Moore also established himself as a force the last two seasons when the doubles tournament rolled around. He teamed with Josh Pergine in 2021 to win the PAC tournament; and with Pergine’s graduation, Cameron found himself paired with Navein Suresh, the Rams’ second-singles player this spring.

No matter. Moore and Suresh handled Perkiomen Valley’s Henry Ye and Evan Bolton, 6-2, 6-1, after a hotly-contested 6-7 (3), 6-2, 6-3 semifinal against Methacton’s Wen/Akash Suresh tandem.

“I had great teammates. With Josh Pergine, the chemistry was there … team spirit and motivation. Navein had skill in his ground strokes.”

“He could play singles,” Brennan said of Moore, “but he also understood doubles.

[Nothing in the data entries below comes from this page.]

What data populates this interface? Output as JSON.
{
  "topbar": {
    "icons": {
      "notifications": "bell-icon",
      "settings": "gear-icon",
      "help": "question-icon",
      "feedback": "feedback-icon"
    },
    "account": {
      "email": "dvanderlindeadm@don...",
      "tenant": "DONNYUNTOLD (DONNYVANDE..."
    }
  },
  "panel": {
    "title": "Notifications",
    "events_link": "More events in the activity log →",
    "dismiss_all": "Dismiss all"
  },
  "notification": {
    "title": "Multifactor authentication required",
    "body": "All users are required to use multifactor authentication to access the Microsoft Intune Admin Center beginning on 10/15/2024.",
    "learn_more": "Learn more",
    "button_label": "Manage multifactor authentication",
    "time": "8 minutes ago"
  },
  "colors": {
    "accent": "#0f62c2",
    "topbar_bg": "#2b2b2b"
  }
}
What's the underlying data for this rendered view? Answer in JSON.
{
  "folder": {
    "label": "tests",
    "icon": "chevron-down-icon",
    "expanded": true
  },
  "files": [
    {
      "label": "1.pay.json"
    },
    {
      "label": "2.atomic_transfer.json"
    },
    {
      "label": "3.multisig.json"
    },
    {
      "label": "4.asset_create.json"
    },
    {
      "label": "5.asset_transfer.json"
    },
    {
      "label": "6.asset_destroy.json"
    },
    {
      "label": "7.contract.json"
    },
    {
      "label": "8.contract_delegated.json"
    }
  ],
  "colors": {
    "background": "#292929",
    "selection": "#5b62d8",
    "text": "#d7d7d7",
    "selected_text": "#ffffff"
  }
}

It took a short time for him to develop his style.”

A lack of success notwithstanding, Moore found value from his exposure to District 1’s top players in its singles and doubles tournaments.

“It’s a level up from the PAC,” he said. ““All the kids are talented and good. It elevates your game.”

With his high-school days over, Moore will be going to Penn State to study math. He figures to stay in the sport through club play while there.
Between now and then, Moore plans to work at Frog Hollow this summer as a junior instructor.

“This will be my first time doing that,” he said.

It fits considering Moore already knows a lot about continuing legacies.